The recall application

[3] StockCo seeks recall on the basis of my decision not to make a finding on its second cause of action. It submits that if it succeeds on the second cause of action then it can enforce its priority as a secured creditor over the stock in question and trace the proceeds into the bank accounts frozen in the initial interlocutory freezing orders.

[4] StockCo submits that if the orders sought in respect of the second cause of action are made they would give StockCo priority ahead of other creditors to those funds and if the proceeds had been taken by another party, either the respondents who operate the accounts into which the money had been paid or the banks after receiving notice of StockCo’s rights, then those parties would be liable to pay equitable compensation.

Discussion

[5] Rule 11.9 of the High Court Rules provides:

11.9 Recalling judgment

A Judge may recall a judgment given orally or in writing at any time before a formal record of it is drawn up and sealed.

[6] StockCo submits that Brake v Boote[1] is authority for the proposition that a Judge has jurisdiction to recall his or her judgment when the Judge has failed to determine an issue that was properly put to him or her.
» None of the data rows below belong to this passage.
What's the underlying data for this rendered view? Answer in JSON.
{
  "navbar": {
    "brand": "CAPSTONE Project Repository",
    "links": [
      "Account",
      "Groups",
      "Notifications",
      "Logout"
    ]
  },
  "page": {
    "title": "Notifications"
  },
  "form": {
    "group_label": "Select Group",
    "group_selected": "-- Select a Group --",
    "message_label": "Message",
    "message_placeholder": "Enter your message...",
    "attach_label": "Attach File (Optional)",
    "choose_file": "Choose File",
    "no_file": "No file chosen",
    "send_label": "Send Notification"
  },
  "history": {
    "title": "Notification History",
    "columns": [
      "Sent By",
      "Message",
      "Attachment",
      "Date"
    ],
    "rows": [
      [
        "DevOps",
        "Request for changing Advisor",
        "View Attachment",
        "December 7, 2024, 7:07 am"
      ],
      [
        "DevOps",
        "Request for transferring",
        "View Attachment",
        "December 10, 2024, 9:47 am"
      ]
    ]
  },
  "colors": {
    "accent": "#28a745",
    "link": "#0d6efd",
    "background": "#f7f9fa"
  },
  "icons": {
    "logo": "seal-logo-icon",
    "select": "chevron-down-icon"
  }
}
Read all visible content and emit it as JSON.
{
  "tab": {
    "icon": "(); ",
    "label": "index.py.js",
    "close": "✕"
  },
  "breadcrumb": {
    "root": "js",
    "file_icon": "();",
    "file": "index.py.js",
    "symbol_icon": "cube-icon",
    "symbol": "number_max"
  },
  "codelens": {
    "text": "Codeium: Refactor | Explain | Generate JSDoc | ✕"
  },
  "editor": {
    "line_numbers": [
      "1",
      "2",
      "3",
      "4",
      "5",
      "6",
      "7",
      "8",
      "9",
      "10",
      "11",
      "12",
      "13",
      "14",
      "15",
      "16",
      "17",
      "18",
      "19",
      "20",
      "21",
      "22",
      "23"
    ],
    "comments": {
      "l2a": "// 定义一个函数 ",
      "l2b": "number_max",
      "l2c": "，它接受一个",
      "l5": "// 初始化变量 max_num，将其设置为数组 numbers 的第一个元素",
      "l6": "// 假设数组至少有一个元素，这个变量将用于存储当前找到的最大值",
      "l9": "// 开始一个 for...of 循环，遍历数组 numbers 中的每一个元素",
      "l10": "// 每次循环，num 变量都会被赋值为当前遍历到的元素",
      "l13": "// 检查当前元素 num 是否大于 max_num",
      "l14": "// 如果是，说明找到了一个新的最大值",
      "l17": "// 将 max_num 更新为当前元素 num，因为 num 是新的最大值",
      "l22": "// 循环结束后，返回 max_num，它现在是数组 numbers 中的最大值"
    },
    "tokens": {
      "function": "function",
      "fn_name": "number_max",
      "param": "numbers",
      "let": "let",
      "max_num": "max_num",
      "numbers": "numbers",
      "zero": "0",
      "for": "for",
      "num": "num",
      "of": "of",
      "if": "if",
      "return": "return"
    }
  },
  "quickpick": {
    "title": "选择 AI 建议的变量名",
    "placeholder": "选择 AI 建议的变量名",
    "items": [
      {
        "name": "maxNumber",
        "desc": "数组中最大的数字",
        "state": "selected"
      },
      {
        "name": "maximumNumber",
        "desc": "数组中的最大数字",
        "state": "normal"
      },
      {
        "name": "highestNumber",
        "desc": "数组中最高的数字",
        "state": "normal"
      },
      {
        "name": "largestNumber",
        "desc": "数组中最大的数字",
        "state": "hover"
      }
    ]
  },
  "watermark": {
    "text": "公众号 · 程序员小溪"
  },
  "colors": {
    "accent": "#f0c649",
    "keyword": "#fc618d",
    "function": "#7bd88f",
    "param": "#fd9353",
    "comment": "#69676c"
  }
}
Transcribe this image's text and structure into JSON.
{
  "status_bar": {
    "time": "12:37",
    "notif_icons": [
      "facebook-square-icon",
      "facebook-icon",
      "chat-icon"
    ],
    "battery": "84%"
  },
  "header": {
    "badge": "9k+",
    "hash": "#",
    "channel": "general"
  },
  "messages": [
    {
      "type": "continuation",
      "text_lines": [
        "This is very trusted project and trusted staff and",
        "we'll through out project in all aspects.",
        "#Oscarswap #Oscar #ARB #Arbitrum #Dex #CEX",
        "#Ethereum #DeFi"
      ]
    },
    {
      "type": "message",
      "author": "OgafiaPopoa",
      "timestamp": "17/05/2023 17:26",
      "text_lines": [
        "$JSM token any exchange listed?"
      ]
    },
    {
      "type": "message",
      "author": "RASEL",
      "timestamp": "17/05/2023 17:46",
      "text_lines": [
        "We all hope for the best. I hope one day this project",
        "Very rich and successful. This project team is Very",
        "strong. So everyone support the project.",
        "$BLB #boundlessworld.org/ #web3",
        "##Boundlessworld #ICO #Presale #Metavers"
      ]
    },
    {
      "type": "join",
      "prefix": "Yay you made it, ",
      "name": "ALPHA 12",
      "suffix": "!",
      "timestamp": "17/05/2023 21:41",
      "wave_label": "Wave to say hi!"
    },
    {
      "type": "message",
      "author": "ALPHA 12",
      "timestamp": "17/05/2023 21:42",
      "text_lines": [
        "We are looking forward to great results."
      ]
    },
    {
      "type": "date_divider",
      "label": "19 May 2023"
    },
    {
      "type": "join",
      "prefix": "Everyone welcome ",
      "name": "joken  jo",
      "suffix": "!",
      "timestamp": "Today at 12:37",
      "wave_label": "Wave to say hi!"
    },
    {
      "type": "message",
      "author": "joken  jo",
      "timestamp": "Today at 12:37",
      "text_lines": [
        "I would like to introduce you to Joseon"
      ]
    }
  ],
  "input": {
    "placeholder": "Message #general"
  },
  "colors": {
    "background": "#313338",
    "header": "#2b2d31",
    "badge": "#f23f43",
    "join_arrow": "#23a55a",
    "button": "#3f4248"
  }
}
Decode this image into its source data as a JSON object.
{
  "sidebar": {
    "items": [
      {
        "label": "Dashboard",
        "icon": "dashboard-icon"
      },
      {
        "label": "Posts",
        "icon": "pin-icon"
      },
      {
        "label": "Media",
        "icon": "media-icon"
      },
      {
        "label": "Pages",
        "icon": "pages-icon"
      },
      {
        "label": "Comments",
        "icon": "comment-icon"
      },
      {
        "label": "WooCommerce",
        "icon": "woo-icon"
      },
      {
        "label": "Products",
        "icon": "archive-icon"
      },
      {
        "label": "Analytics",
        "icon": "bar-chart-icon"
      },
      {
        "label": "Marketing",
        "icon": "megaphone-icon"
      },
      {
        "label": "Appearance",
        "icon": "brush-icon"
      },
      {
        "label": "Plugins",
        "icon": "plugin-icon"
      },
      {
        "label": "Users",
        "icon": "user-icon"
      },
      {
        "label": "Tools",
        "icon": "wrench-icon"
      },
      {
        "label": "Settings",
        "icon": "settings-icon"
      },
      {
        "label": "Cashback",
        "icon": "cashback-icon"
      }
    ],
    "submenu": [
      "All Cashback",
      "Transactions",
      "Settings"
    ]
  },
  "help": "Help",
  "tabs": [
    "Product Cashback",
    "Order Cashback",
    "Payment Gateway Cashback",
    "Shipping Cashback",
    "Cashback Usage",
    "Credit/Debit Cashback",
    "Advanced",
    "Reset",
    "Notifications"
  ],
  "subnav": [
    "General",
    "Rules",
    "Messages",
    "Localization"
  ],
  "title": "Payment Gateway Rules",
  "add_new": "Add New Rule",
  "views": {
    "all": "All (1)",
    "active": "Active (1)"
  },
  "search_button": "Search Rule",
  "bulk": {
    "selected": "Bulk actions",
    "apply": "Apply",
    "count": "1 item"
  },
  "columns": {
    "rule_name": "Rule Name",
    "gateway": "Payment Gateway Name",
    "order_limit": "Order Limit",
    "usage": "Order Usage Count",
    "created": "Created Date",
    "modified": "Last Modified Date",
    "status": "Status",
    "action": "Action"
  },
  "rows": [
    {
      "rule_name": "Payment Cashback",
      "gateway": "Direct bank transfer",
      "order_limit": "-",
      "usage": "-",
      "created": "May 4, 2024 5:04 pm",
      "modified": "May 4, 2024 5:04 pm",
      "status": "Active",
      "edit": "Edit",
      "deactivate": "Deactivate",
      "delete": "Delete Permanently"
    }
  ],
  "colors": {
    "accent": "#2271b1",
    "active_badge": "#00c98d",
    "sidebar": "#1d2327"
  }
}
[7] It is my view, however, that the situation in Brake v Boote is quite different to the present case. That case involved a true oversight by the Court in that it failed to consider the issue of interest. In this case, I did consider the second cause of action and decided that in light of my findings on the third cause of action I did not need to consider or decide that issue. It is not a case of oversight. It is a finding on the nature of that cause of action.

[8] The respondents submit that my approach to this issue is not uncommon and that Courts will often when faced with a number of causes of action resolve the case on one cause of action alone and on that basis determine that no decision is required in respect of the other causes of action.

[9] I have also had regard to the decision of the Court of Appeal in Unison Networks Ltd v Commerce Commission[2] and the comments made by the Court about the limited nature of the jurisdiction to recall a judgment. I therefore decline the application for recall of my judgment dated 29 April 2011. StockCo’s remedy is appeal and not recall.

[10] StockCo also seeks clarification of the continuance of the interim orders. As noted in para [99] of my judgment dated 29 April 2011, the existing interlocutory orders are still current. I sought submissions on any supplementary orders which may be necessary to give effect to the judgment, for example, by discharging or modifying those existing orders. I confirm that the interim orders are to remain in

force until such time as they are discharged by this Court or by the Court of Appeal.

[11] I invite counsel to file further memoranda in due course in relation to the

interim orders.


Woolford J


[1] Brake v Boote (1991) 4 PRNZ 86 (HC).

[2] Unison Networks Ltd v Commerce Commission [2007] NZCA 49.